A valley- or river-facing one-bedroom tent gives the longest private pool and the most immersive jungle outlook; the Lodge suits a family or two couples travelling together.
Book the Auriga Wellness lunar-phase consultation on arrival so the rest of the trip's treatments align with the moon cycle. Ask for a sound-healing session early in the stay, then schedule the deeper bodywork for the days after.
Capella Ubud sits at #5 on our Top 20 Wellness Retreat Hotels list, the global ranking, and it also features on our Bali-specific wellness ranking. It scored an aggregate 9.7/10 across the three editorial criteria; on the wellness-specific factors, the design-led angle above is what earned its place. For more Ubud and Bali options, see the all-Bali list below; for a different setting entirely, see the related rankings.
If the dates are locked in, secure the room around the three-month mark. Expect the best-positioned suites to go early; in the busy season the lead time is months, not weeks. It is the terrace and plunge-pool suites, the rooms this rank rests on, that book up soonest.
Editorial · #5 on the Top 20 Wellness Retreat Hotels 2026 list
Capella Ubud's case for the wellness retreat is the Bensley-designed tented architecture. Bill Bensley conceived the property as a 19th-century explorer's camp in the Ubud rainforest near Keliki: 22 one-bedroom tents and a two-bedroom Lodge, 23 keys in all, each with a freestanding copper bath and a private plunge pool under canvas.

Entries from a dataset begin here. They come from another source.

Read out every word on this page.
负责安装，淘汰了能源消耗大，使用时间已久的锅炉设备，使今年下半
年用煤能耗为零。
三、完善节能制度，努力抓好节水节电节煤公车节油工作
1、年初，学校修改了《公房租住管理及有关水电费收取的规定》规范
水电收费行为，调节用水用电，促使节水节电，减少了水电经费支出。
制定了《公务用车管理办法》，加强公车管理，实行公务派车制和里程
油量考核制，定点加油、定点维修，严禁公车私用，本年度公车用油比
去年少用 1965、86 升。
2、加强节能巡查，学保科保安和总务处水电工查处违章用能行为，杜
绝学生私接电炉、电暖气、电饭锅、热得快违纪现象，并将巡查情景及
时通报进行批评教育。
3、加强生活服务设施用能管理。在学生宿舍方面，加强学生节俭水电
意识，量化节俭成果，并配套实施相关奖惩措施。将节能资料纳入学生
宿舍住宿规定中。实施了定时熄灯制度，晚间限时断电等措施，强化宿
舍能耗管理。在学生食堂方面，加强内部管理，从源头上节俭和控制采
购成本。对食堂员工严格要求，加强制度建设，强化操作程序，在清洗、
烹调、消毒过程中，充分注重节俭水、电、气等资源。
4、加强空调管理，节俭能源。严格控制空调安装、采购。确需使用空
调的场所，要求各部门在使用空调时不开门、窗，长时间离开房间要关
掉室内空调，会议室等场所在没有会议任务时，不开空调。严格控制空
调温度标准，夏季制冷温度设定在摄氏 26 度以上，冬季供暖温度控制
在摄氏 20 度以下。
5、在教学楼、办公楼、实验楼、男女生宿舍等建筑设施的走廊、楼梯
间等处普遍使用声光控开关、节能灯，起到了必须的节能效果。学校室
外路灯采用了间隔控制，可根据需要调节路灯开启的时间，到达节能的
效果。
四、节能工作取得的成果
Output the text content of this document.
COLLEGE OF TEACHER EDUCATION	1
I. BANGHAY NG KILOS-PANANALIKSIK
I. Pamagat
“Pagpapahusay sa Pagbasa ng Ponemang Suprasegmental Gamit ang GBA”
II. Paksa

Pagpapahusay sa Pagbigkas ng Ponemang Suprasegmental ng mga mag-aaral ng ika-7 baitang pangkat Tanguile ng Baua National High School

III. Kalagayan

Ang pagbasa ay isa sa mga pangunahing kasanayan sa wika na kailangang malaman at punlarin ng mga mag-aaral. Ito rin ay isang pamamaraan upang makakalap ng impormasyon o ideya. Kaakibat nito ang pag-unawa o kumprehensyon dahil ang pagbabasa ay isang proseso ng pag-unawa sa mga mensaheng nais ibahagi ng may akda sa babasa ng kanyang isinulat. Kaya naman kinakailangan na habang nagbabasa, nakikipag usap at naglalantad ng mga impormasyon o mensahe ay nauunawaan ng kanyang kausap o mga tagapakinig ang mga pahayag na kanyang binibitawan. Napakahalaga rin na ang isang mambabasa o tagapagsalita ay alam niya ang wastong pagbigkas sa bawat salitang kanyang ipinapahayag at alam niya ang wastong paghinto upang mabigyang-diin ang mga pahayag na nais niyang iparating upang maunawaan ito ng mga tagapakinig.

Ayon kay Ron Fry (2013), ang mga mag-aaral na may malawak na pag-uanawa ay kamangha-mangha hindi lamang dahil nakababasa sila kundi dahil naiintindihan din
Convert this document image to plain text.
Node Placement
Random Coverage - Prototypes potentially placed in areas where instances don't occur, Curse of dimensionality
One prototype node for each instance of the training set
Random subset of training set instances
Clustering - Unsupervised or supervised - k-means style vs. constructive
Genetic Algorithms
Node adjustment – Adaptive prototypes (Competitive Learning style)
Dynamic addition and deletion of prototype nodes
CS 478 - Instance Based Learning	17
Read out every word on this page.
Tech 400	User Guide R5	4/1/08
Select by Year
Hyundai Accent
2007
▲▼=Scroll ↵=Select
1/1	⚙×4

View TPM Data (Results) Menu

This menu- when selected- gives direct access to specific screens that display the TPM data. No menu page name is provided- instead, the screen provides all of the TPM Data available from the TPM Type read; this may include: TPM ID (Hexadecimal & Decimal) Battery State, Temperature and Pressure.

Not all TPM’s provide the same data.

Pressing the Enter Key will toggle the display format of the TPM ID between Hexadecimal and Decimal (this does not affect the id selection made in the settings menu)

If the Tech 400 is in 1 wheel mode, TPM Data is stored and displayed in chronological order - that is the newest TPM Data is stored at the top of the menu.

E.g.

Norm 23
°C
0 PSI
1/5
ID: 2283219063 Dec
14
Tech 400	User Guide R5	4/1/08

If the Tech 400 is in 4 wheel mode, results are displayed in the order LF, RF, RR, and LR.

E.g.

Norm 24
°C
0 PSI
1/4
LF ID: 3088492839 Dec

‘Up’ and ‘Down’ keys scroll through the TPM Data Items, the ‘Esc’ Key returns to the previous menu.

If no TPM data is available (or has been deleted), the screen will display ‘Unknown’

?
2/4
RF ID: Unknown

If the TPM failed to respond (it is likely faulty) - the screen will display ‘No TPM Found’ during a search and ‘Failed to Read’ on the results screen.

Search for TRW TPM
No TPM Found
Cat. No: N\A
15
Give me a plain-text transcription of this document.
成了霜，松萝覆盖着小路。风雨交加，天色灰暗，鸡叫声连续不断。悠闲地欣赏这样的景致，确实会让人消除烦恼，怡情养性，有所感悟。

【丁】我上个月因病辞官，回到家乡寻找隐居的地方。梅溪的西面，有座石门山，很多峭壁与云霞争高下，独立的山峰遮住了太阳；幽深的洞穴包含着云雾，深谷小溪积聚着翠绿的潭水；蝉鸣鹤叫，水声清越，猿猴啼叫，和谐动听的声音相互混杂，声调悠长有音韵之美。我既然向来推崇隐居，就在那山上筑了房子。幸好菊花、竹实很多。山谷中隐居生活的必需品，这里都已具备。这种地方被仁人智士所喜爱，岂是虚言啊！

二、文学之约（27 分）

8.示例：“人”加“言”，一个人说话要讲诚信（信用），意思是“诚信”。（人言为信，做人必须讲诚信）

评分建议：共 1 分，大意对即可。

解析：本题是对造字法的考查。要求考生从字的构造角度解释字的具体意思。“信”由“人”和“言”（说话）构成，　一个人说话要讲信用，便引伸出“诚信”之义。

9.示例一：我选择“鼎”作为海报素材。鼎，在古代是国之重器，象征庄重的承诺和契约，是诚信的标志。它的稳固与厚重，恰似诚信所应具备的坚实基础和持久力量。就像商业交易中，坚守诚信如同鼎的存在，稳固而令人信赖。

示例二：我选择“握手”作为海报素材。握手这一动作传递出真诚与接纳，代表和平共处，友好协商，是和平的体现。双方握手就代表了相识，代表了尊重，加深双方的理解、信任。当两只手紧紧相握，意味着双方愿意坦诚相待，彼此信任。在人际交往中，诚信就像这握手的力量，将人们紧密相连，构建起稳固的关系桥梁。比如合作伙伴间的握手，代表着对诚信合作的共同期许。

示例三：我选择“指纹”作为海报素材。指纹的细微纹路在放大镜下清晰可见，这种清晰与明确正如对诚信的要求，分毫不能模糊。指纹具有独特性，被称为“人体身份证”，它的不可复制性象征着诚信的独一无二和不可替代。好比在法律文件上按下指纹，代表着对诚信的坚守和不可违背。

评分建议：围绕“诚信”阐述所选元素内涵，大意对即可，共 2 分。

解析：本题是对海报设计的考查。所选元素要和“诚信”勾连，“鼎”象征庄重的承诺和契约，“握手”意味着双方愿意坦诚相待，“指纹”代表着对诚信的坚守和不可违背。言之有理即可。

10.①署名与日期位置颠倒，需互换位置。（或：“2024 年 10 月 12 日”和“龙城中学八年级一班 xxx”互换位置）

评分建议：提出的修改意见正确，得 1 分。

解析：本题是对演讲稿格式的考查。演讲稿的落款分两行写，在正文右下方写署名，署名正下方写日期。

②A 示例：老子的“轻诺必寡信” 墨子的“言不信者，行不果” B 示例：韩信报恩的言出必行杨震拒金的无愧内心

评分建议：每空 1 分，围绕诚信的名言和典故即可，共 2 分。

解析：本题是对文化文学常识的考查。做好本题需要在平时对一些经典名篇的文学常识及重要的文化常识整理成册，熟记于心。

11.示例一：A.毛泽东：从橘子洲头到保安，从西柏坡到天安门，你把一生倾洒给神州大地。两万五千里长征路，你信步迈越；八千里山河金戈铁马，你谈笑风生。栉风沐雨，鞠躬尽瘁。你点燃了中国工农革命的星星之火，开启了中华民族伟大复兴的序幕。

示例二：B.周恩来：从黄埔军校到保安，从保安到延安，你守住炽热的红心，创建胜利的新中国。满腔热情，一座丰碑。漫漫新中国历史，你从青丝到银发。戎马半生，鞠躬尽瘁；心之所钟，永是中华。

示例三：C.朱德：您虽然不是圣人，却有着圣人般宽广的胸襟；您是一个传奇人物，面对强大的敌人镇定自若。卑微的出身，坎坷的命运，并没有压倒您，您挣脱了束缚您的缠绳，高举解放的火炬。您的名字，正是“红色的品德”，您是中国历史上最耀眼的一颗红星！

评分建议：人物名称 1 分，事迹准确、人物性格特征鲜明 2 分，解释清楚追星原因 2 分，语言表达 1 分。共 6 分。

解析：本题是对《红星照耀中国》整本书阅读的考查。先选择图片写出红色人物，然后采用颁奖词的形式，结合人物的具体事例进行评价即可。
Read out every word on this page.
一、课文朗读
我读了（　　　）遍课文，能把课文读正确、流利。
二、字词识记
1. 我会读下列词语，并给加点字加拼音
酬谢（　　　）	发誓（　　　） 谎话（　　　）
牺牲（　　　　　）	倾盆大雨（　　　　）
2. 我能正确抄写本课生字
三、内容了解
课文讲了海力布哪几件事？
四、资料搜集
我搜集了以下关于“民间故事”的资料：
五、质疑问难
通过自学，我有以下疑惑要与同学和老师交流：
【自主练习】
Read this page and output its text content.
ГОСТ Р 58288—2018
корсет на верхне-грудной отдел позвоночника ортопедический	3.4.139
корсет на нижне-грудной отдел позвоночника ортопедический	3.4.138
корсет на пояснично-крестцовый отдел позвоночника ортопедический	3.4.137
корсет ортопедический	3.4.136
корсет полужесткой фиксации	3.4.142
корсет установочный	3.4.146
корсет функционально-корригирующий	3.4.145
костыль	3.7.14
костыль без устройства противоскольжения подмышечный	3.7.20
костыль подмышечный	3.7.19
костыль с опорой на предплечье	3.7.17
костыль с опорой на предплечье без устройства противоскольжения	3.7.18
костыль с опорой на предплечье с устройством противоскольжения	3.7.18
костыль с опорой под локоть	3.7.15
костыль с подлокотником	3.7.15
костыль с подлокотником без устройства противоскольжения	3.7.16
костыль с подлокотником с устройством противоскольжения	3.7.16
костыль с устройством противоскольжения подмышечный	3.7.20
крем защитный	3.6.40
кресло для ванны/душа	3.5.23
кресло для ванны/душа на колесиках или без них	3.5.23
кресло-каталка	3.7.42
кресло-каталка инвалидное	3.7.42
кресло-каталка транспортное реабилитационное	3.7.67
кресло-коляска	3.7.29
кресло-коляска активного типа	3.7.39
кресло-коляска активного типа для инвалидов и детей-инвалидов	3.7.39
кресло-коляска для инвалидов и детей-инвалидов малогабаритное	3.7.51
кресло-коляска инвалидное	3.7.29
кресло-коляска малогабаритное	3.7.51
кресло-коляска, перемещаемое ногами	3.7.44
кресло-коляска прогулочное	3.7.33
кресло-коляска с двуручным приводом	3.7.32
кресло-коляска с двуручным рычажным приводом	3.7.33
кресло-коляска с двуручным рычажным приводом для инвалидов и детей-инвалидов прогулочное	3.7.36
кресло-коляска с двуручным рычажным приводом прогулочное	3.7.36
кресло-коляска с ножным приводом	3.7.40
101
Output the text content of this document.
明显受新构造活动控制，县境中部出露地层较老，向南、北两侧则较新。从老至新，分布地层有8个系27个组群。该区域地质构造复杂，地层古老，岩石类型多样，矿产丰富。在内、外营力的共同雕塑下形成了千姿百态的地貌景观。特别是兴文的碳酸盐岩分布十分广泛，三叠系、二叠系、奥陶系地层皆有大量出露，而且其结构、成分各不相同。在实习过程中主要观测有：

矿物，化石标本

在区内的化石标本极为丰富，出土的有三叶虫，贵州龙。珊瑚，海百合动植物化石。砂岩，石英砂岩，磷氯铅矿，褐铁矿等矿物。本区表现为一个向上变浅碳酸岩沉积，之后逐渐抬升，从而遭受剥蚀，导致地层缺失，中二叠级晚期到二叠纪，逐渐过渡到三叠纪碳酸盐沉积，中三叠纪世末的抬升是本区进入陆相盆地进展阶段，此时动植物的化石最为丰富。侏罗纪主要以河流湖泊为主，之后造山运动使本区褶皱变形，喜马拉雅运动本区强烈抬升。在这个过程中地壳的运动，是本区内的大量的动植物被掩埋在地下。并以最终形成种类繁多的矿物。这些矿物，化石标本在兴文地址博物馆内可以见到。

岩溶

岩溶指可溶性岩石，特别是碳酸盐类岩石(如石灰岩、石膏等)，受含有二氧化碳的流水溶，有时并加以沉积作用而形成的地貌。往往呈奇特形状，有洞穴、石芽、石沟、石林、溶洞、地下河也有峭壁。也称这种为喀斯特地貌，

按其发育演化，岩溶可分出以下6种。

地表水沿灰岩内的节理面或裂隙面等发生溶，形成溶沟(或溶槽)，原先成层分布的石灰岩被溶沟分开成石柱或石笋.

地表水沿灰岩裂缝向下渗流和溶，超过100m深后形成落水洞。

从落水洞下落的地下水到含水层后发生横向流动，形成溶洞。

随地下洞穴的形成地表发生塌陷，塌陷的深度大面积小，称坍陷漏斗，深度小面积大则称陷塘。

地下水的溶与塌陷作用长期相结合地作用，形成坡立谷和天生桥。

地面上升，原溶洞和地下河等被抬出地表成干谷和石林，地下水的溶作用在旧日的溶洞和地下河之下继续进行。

Auriga Wellness runs the spa programmes across half-day, one-day and multi-day formats, weaving massage, sound healing and the herbal apothecary into a schedule timed to the lunar cycle in line with Balinese and Hindu tradition. Treatments are mapped to the property's daily rhythm, from sunrise movement to sunset meditation.
Dining splits between Api Jiwa, an intimate Asian barbecue, and Mads Lange, the all-day venue named for a Danish spice trader. The Bensley design sets it apart from the more conventionally Balinese Mandapa or COMO Shambhala; the tented architecture produces a sensory register some guests prefer to the pavilion-based Bali properties. The honest caveat: this is theatre and design first, not a clinical medical spa, and the steep valley paths suit the mobile. Best for the design-led Bali wellness stay where the tented architecture is itself part of the experience.